In the plasma wave, gigantic electric fields are formed, which are 1,000 times stronger than those generated in the world’s largest particle accelerators. A small number of the electrons take advantage of these fields, fly as a swarm behind the laser pulse in its slipstream and accelerate to close to the speed of light. In this process, every accelerated electron has almost the same energy.

 

A depiction of laser-driven electron acceleration, in which an intense light pulse (yellow-orange) produces a plasma wave (white, modulated surface) from oscillating electrons and stationary helium ions. Some electrons leave the plasma wave and fly close to the speed of light as a swarm (red spheres) behind the laser pulse. (Graphics courtesy of  Christian Hackenberger)

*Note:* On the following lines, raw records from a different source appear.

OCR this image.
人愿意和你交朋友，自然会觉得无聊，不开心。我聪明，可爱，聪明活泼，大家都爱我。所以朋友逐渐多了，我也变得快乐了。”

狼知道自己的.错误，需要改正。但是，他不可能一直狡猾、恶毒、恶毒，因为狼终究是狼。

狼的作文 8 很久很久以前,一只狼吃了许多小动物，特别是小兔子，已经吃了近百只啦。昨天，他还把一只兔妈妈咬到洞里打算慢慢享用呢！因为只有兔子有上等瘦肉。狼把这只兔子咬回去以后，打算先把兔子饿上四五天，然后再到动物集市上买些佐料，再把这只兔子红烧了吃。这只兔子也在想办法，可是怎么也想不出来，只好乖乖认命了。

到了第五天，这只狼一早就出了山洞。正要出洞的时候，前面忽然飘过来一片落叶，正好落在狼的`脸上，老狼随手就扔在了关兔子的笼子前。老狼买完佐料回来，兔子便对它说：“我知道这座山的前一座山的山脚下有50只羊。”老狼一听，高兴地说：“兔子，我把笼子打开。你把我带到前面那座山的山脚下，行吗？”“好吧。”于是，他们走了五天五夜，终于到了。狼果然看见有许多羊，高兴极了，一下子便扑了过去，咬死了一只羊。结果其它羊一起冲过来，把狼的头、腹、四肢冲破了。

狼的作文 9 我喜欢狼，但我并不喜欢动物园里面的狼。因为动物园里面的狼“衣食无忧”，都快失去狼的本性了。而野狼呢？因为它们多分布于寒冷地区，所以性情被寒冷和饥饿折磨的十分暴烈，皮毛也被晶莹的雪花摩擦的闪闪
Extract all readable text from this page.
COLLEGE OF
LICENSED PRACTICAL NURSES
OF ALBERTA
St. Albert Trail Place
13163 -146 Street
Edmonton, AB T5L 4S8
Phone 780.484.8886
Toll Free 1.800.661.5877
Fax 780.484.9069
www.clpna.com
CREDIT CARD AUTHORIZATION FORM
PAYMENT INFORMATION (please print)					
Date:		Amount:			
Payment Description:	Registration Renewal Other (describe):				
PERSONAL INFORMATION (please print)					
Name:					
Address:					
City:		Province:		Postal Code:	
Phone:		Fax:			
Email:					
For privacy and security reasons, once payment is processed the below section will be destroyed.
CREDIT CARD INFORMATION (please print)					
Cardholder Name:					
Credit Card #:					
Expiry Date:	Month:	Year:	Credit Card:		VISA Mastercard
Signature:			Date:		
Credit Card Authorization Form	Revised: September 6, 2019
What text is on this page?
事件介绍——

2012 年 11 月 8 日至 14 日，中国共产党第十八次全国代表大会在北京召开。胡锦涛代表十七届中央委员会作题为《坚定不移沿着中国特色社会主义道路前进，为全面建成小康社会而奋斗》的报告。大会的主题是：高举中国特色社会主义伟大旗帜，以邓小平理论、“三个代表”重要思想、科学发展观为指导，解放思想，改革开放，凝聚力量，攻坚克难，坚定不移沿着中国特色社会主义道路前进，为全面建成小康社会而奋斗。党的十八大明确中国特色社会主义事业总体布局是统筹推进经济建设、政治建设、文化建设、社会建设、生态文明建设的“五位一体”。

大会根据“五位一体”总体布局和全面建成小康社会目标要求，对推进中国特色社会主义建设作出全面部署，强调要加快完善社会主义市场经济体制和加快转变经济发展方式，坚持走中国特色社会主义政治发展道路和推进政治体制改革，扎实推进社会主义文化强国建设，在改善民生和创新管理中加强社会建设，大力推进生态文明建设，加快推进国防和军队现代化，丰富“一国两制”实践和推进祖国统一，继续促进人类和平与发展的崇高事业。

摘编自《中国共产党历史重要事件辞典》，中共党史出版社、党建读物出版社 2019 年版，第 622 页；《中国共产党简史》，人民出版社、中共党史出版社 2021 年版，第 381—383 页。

The laser physicists from Garching succeeded in recording both phenomena with a high-resolution image of the plasma wave. The process was documented in snapshots with the same light pulse also responsible for accelerating the electrons. The physicists had previously split the laser pulse so that a small portion of it illuminated the system of free electrons and ions perpendicularly to the electron beam. The periodic structure of the plasma wave refracts and partially deflects the light.

?We observe the deflection and thereby image the plasma wave as a modulation of brightness onto a camera,? explains Laszlo Veisz, the research group leader of the Laboratory of Attosecond Physics (LAP) team. In doing so, the researchers achieve a unique spatial and temporal resolution in the femtosecond range. The electron swarm produces strong magnetic fields that the physicists also record and thus determine its position and duration. Eventually, a film describing the acceleration of the electrons results from the combination of both measurement methods.

The team of laser physicists includes Ferenc Krausz and his employees Laszlo Veisz and Alexander Buck of the Laboratory of Attosecond Physics at the Max Planck-Institute of Quantum Optics (Garching, Germany) and Ludwig Maximilian University (LMU; Munich, Germany), respectively, in cooperation with colleagues from the Friedrich Schiller University Jena (Jena, Germany).